Secretary of State’s Office needs better grant oversight, audit says

Minnesota’s Office of the Secretary of State needs to improve its oversight of grants to comply with state law, a newly released report says.

The Office of the Legislative Auditor (OLA) conducted a performance audit of Secretary of State Steve Simon’s office from January 2020 through December 2022, something OLA’s Financial Audit Division does with several state programs and organizations each year to ensure they’re not misusing public resources or failing to follow state laws.

Simon’s office fared well in the review but wasn’t perfect. OLA’s report, which was released Tuesday, noted that the office is required by state law to be able to verify that the grant money it distributes is being used properly. The Secretary of State’s Office aims to do that by requiring grantees to submit financial reports and include invoices or receipts for reported expenses.

Specifically, OLA reviewed the $11.3 million in grants the office distributed to over 300 political subdivisions for the implementation of absentee ballot drop boxes. The auditors randomly sampled 41 of those contracts and found that 15 (36%) didn’t have invoices or receipts in their financial reports, meaning there wasn’t any way to verify that all grant funds were spent on eligible expenses or that they even spent all of their funds and returned unused portions.

The auditors determined one reason Simon’s office failed to catch that is that it didn’t have policies and processes in place to monitor how grantees spent their funds, make sure they provided invoices or receipts, or review the grantees’ documents. Another was the office’s contradictory requirements for grantees, with some saying the documents have to be provided upon request and others mandating inclusion in their financial reports.

“Without having policies and procedures in place to review invoices or receipts and compare them to the financial report amounts, the office could not be certain that grantees met applicable matching requirements, accurately completed their financial reports, spent grant funds on eligible expenses, and returned all unspent grant funds to the office,” OLA’s report says.

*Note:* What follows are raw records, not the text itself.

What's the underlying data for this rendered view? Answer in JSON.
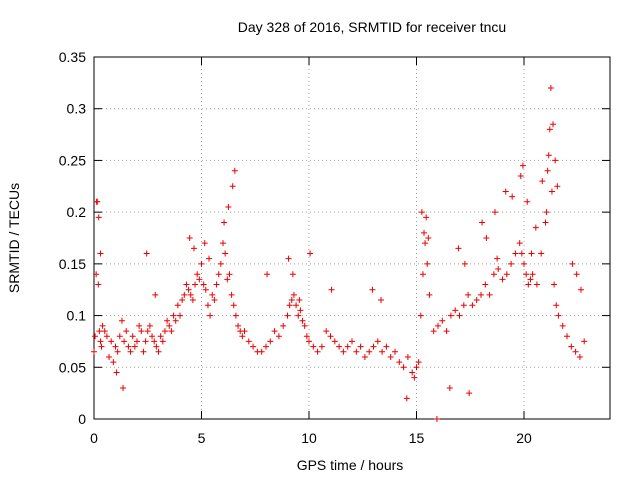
{
  "chart_data": {
    "type": "scatter",
    "title": "Day 328 of 2016, SRMTID for receiver tncu",
    "xlabel": "GPS time / hours",
    "ylabel": "SRMTID / TECUs",
    "xlim": [
      0,
      24
    ],
    "ylim": [
      0,
      0.35
    ],
    "grid": true,
    "marker": "plus",
    "color": "#ee0000",
    "x_ticks": [
      0,
      5,
      10,
      15,
      20
    ],
    "x_tick_labels": [
      "0",
      "5",
      "10",
      "15",
      "20"
    ],
    "y_ticks": [
      0,
      0.05,
      0.1,
      0.15,
      0.2,
      0.25,
      0.3,
      0.35
    ],
    "y_tick_labels": [
      "0",
      "0.05",
      "0.1",
      "0.15",
      "0.2",
      "0.25",
      "0.3",
      "0.35"
    ],
    "series": [
      {
        "name": "SRMTID",
        "x": [
          0.0,
          0.05,
          0.1,
          0.15,
          0.2,
          0.25,
          0.3,
          0.35,
          0.4,
          0.5,
          0.6,
          0.7,
          0.8,
          0.9,
          1.0,
          1.1,
          1.2,
          1.3,
          1.4,
          1.5,
          1.6,
          1.7,
          1.8,
          1.9,
          2.0,
          2.1,
          2.2,
          2.3,
          2.4,
          2.5,
          2.6,
          2.7,
          2.8,
          2.9,
          3.0,
          3.1,
          3.2,
          3.3,
          3.4,
          3.5,
          3.6,
          3.7,
          3.8,
          3.9,
          4.0,
          4.1,
          4.2,
          4.3,
          4.4,
          4.5,
          4.6,
          4.7,
          4.8,
          4.9,
          5.0,
          5.1,
          5.2,
          5.3,
          5.4,
          5.5,
          5.6,
          5.7,
          5.8,
          5.9,
          6.0,
          6.1,
          6.2,
          6.3,
          6.4,
          6.5,
          6.6,
          6.7,
          6.8,
          6.9,
          7.0,
          7.2,
          7.4,
          7.6,
          7.8,
          8.0,
          8.2,
          8.4,
          8.6,
          8.8,
          9.0,
          9.1,
          9.2,
          9.3,
          9.4,
          9.5,
          9.6,
          9.7,
          9.8,
          9.9,
          10.0,
          10.2,
          10.4,
          10.6,
          10.8,
          11.0,
          11.2,
          11.4,
          11.6,
          11.8,
          12.0,
          12.2,
          12.4,
          12.6,
          12.8,
          13.0,
          13.2,
          13.4,
          13.6,
          13.8,
          14.0,
          14.2,
          14.4,
          14.6,
          14.8,
          14.9,
          15.0,
          15.1,
          15.2,
          15.3,
          15.4,
          15.5,
          15.6,
          15.8,
          16.0,
          16.2,
          16.4,
          16.6,
          16.8,
          17.0,
          17.2,
          17.4,
          17.6,
          17.8,
          18.0,
          18.2,
          18.4,
          18.6,
          18.8,
          19.0,
          19.2,
          19.4,
          19.6,
          19.8,
          19.9,
          20.0,
          20.1,
          20.2,
          20.3,
          20.4,
          20.6,
          20.8,
          21.0,
          21.1,
          21.2,
          21.3,
          21.4,
          21.5,
          21.6,
          21.8,
          22.0,
          22.2,
          22.4,
          22.6,
          22.8,
          0.12,
          0.22,
          0.3,
          1.05,
          1.35,
          2.45,
          2.85,
          4.45,
          4.65,
          5.15,
          5.35,
          6.05,
          6.25,
          6.45,
          6.55,
          8.05,
          9.05,
          9.25,
          9.55,
          10.05,
          11.05,
          12.95,
          13.35,
          14.55,
          15.25,
          15.35,
          15.45,
          15.55,
          16.55,
          16.95,
          17.25,
          17.45,
          18.05,
          18.25,
          18.65,
          18.75,
          19.15,
          19.45,
          19.85,
          19.95,
          20.15,
          20.35,
          20.55,
          20.85,
          21.05,
          21.15,
          21.25,
          21.35,
          21.45,
          21.55,
          22.25,
          22.45,
          22.65,
          15.95
        ],
        "y": [
          0.065,
          0.08,
          0.14,
          0.21,
          0.13,
          0.085,
          0.075,
          0.07,
          0.09,
          0.085,
          0.08,
          0.06,
          0.075,
          0.055,
          0.07,
          0.065,
          0.08,
          0.095,
          0.075,
          0.085,
          0.07,
          0.065,
          0.08,
          0.07,
          0.075,
          0.09,
          0.085,
          0.065,
          0.075,
          0.085,
          0.09,
          0.08,
          0.075,
          0.07,
          0.065,
          0.08,
          0.075,
          0.085,
          0.095,
          0.09,
          0.085,
          0.1,
          0.095,
          0.11,
          0.1,
          0.115,
          0.12,
          0.13,
          0.125,
          0.12,
          0.115,
          0.13,
          0.14,
          0.135,
          0.15,
          0.13,
          0.125,
          0.11,
          0.1,
          0.12,
          0.115,
          0.13,
          0.14,
          0.15,
          0.17,
          0.16,
          0.135,
          0.14,
          0.12,
          0.11,
          0.1,
          0.09,
          0.085,
          0.08,
          0.085,
          0.075,
          0.07,
          0.065,
          0.065,
          0.07,
          0.075,
          0.085,
          0.08,
          0.09,
          0.1,
          0.11,
          0.115,
          0.12,
          0.11,
          0.1,
          0.105,
          0.095,
          0.09,
          0.08,
          0.075,
          0.07,
          0.065,
          0.07,
          0.085,
          0.08,
          0.075,
          0.07,
          0.065,
          0.07,
          0.075,
          0.065,
          0.07,
          0.06,
          0.065,
          0.07,
          0.075,
          0.065,
          0.07,
          0.06,
          0.065,
          0.055,
          0.05,
          0.06,
          0.045,
          0.04,
          0.05,
          0.055,
          0.1,
          0.14,
          0.17,
          0.15,
          0.12,
          0.085,
          0.09,
          0.095,
          0.085,
          0.1,
          0.105,
          0.1,
          0.11,
          0.12,
          0.11,
          0.115,
          0.12,
          0.13,
          0.12,
          0.14,
          0.145,
          0.135,
          0.14,
          0.15,
          0.16,
          0.17,
          0.16,
          0.15,
          0.14,
          0.13,
          0.135,
          0.14,
          0.13,
          0.16,
          0.19,
          0.24,
          0.28,
          0.22,
          0.13,
          0.11,
          0.1,
          0.09,
          0.08,
          0.07,
          0.065,
          0.06,
          0.075,
          0.21,
          0.195,
          0.16,
          0.045,
          0.03,
          0.16,
          0.12,
          0.175,
          0.165,
          0.17,
          0.155,
          0.19,
          0.205,
          0.225,
          0.24,
          0.14,
          0.155,
          0.14,
          0.115,
          0.16,
          0.125,
          0.125,
          0.115,
          0.02,
          0.2,
          0.18,
          0.195,
          0.175,
          0.03,
          0.165,
          0.15,
          0.025,
          0.19,
          0.175,
          0.2,
          0.155,
          0.22,
          0.215,
          0.235,
          0.245,
          0.21,
          0.16,
          0.185,
          0.23,
          0.2,
          0.255,
          0.32,
          0.285,
          0.25,
          0.225,
          0.15,
          0.14,
          0.125,
          0.0
        ]
      }
    ]
  }
}
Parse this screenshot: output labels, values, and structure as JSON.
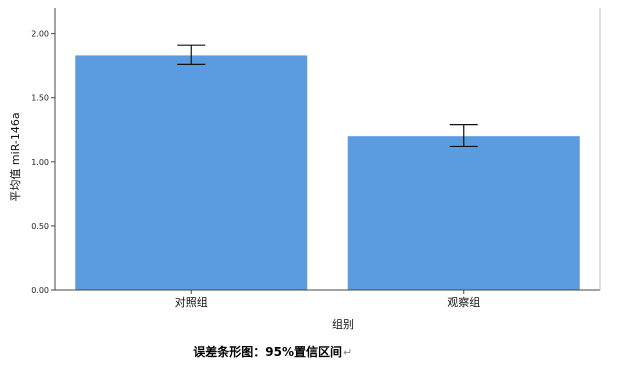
{
  "chart_data": {
    "type": "bar",
    "categories": [
      "对照组",
      "观察组"
    ],
    "values": [
      1.83,
      1.2
    ],
    "error_bars": [
      {
        "low": 1.76,
        "high": 1.91
      },
      {
        "low": 1.12,
        "high": 1.29
      }
    ],
    "ylabel": "平均值 miR-146a",
    "xlabel": "组别",
    "ylim": [
      0,
      2.2
    ],
    "yticks": [
      "0.00",
      "0.50",
      "1.00",
      "1.50",
      "2.00"
    ],
    "ytick_values": [
      0,
      0.5,
      1.0,
      1.5,
      2.0
    ],
    "bar_color": "#5B9BE0",
    "grid": false,
    "caption": "误差条形图：95%置信区间",
    "caption_mark": "↵"
  }
}
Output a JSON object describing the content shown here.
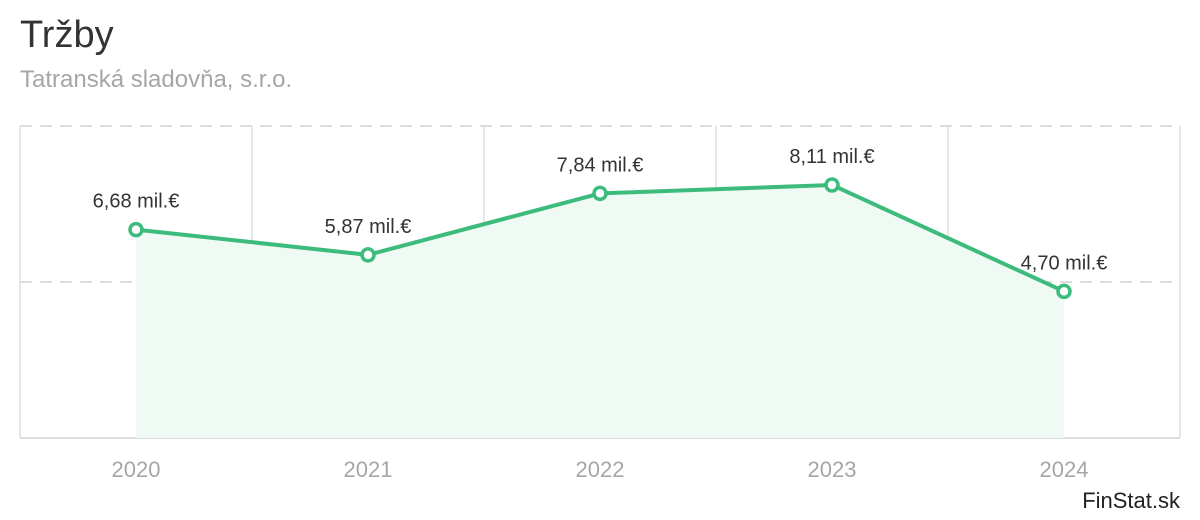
{
  "header": {
    "title": "Tržby",
    "subtitle": "Tatranská sladovňa, s.r.o."
  },
  "footer": {
    "source": "FinStat.sk"
  },
  "colors": {
    "line": "#3dbb7d",
    "area": "#effaf4",
    "grid": "#dddddd",
    "text": "#333333",
    "muted": "#a6a6a6"
  },
  "chart_data": {
    "type": "area",
    "title": "Tržby",
    "subtitle": "Tatranská sladovňa, s.r.o.",
    "categories": [
      "2020",
      "2021",
      "2022",
      "2023",
      "2024"
    ],
    "series": [
      {
        "name": "Tržby",
        "values": [
          6.68,
          5.87,
          7.84,
          8.11,
          4.7
        ],
        "labels": [
          "6,68 mil.€",
          "5,87 mil.€",
          "7,84 mil.€",
          "8,11 mil.€",
          "4,70 mil.€"
        ]
      }
    ],
    "unit": "mil.€",
    "ylim": [
      0,
      10
    ],
    "grid": true,
    "xlabel": "",
    "ylabel": ""
  }
}
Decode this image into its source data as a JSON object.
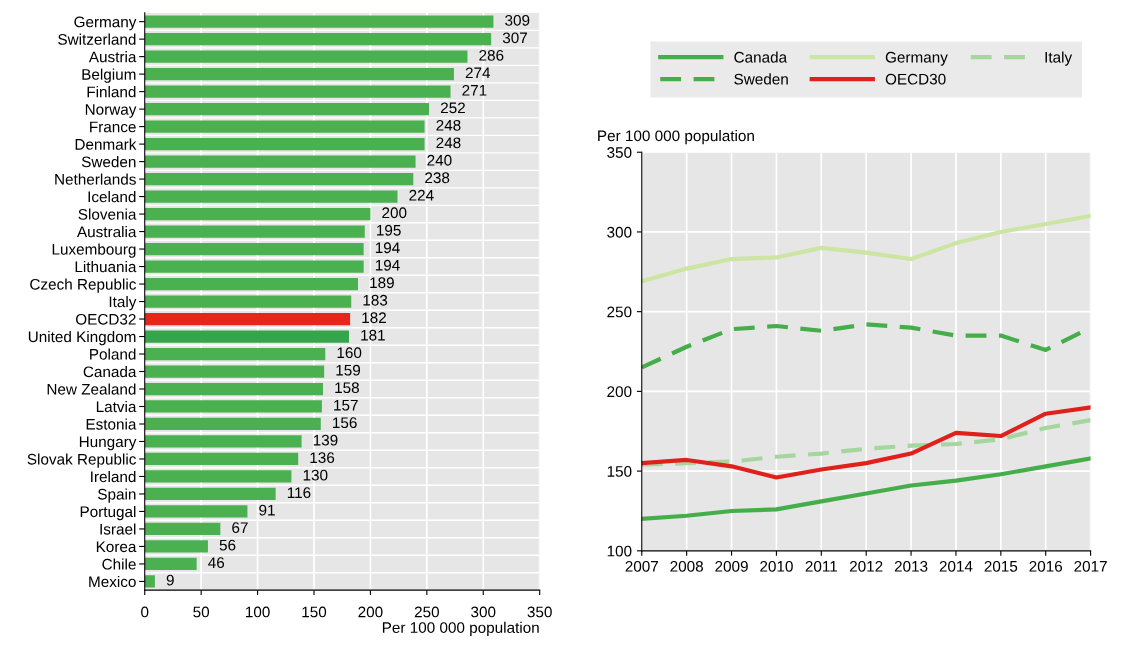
{
  "chart_data": [
    {
      "type": "bar",
      "orientation": "horizontal",
      "categories": [
        "Germany",
        "Switzerland",
        "Austria",
        "Belgium",
        "Finland",
        "Norway",
        "France",
        "Denmark",
        "Sweden",
        "Netherlands",
        "Iceland",
        "Slovenia",
        "Australia",
        "Luxembourg",
        "Lithuania",
        "Czech Republic",
        "Italy",
        "OECD32",
        "United Kingdom",
        "Poland",
        "Canada",
        "New Zealand",
        "Latvia",
        "Estonia",
        "Hungary",
        "Slovak Republic",
        "Ireland",
        "Spain",
        "Portugal",
        "Israel",
        "Korea",
        "Chile",
        "Mexico"
      ],
      "values": [
        309,
        307,
        286,
        274,
        271,
        252,
        248,
        248,
        240,
        238,
        224,
        200,
        195,
        194,
        194,
        189,
        183,
        182,
        181,
        160,
        159,
        158,
        157,
        156,
        139,
        136,
        130,
        116,
        91,
        67,
        56,
        46,
        9
      ],
      "colors": [
        "#4bb04f",
        "#4bb04f",
        "#4bb04f",
        "#4bb04f",
        "#4bb04f",
        "#4bb04f",
        "#4bb04f",
        "#4bb04f",
        "#4bb04f",
        "#4bb04f",
        "#4bb04f",
        "#4bb04f",
        "#4bb04f",
        "#4bb04f",
        "#4bb04f",
        "#4bb04f",
        "#4bb04f",
        "#e8251a",
        "#36a44b",
        "#4bb04f",
        "#4bb04f",
        "#4bb04f",
        "#4bb04f",
        "#4bb04f",
        "#4bb04f",
        "#4bb04f",
        "#4bb04f",
        "#4bb04f",
        "#4bb04f",
        "#4bb04f",
        "#4bb04f",
        "#4bb04f",
        "#4bb04f"
      ],
      "xlim": [
        0,
        350
      ],
      "xticks": [
        0,
        50,
        100,
        150,
        200,
        250,
        300,
        350
      ],
      "xlabel": "Per 100 000 population",
      "data_labels": true,
      "grid": "x",
      "legend": false
    },
    {
      "type": "line",
      "x": [
        2007,
        2008,
        2009,
        2010,
        2011,
        2012,
        2013,
        2014,
        2015,
        2016,
        2017
      ],
      "xlim": [
        2007,
        2017
      ],
      "xticks": [
        2007,
        2008,
        2009,
        2010,
        2011,
        2012,
        2013,
        2014,
        2015,
        2016,
        2017
      ],
      "ylim": [
        100,
        350
      ],
      "yticks": [
        100,
        150,
        200,
        250,
        300,
        350
      ],
      "ylabel": "Per 100 000 population",
      "grid": true,
      "legend": "top",
      "series": [
        {
          "name": "Canada",
          "color": "#45ae4a",
          "line_style": "solid",
          "values": [
            120,
            122,
            125,
            126,
            131,
            136,
            141,
            144,
            148,
            153,
            158
          ]
        },
        {
          "name": "Germany",
          "color": "#cde5a2",
          "line_style": "solid",
          "values": [
            269,
            277,
            283,
            284,
            290,
            287,
            283,
            293,
            300,
            305,
            310
          ]
        },
        {
          "name": "Italy",
          "color": "#a5d69d",
          "line_style": "dashed",
          "values": [
            154,
            155,
            156,
            159,
            161,
            164,
            166,
            167,
            170,
            177,
            182
          ]
        },
        {
          "name": "Sweden",
          "color": "#45ae4a",
          "line_style": "dashed",
          "values": [
            215,
            228,
            239,
            241,
            238,
            242,
            240,
            235,
            235,
            226,
            240
          ]
        },
        {
          "name": "OECD30",
          "color": "#e0201b",
          "line_style": "solid",
          "values": [
            155,
            157,
            153,
            146,
            151,
            155,
            161,
            174,
            172,
            186,
            190
          ]
        }
      ]
    }
  ]
}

To fix the issue, the auditors recommended Simon’s office review all grant documents it receives to verify it has the necessary items, revise contracts to clarify what grantees are required to submit and create better internal policies to make sure all grants are being monitored for compliance.

OLA reviewed several other financial operations the Secretary of State’s Office manages — ranging from payroll expenditures to fee collections, asset inventory and other expenditures — and reported no other significant issues.

In a response to OLA’s findings, Simon told the office that he “accepts the finding and agrees with the recommendation,” adding that his office bought a grants management system in May that other state agencies already used and is in the process of implementing that system. That’s expected to be ready for next year’s presidential primary. He added that the office will also update its agreements to provide more clarity about grantee requirements, as OLA recommended.

A spokesperson for Simon’s office also issued the following statement to 5 EYEWITNESS NEWS:

“The Office of the Legislative Auditor regularly audits state divisions. This regularly scheduled audit included only one finding. Overall, the audit highlights the dedication and effort of the staff at the Office of the Minnesota Secretary of State who work diligently to serve the people of Minnesota. Our office has already implemented a solution to the finding which will improve our grant management process for local governments.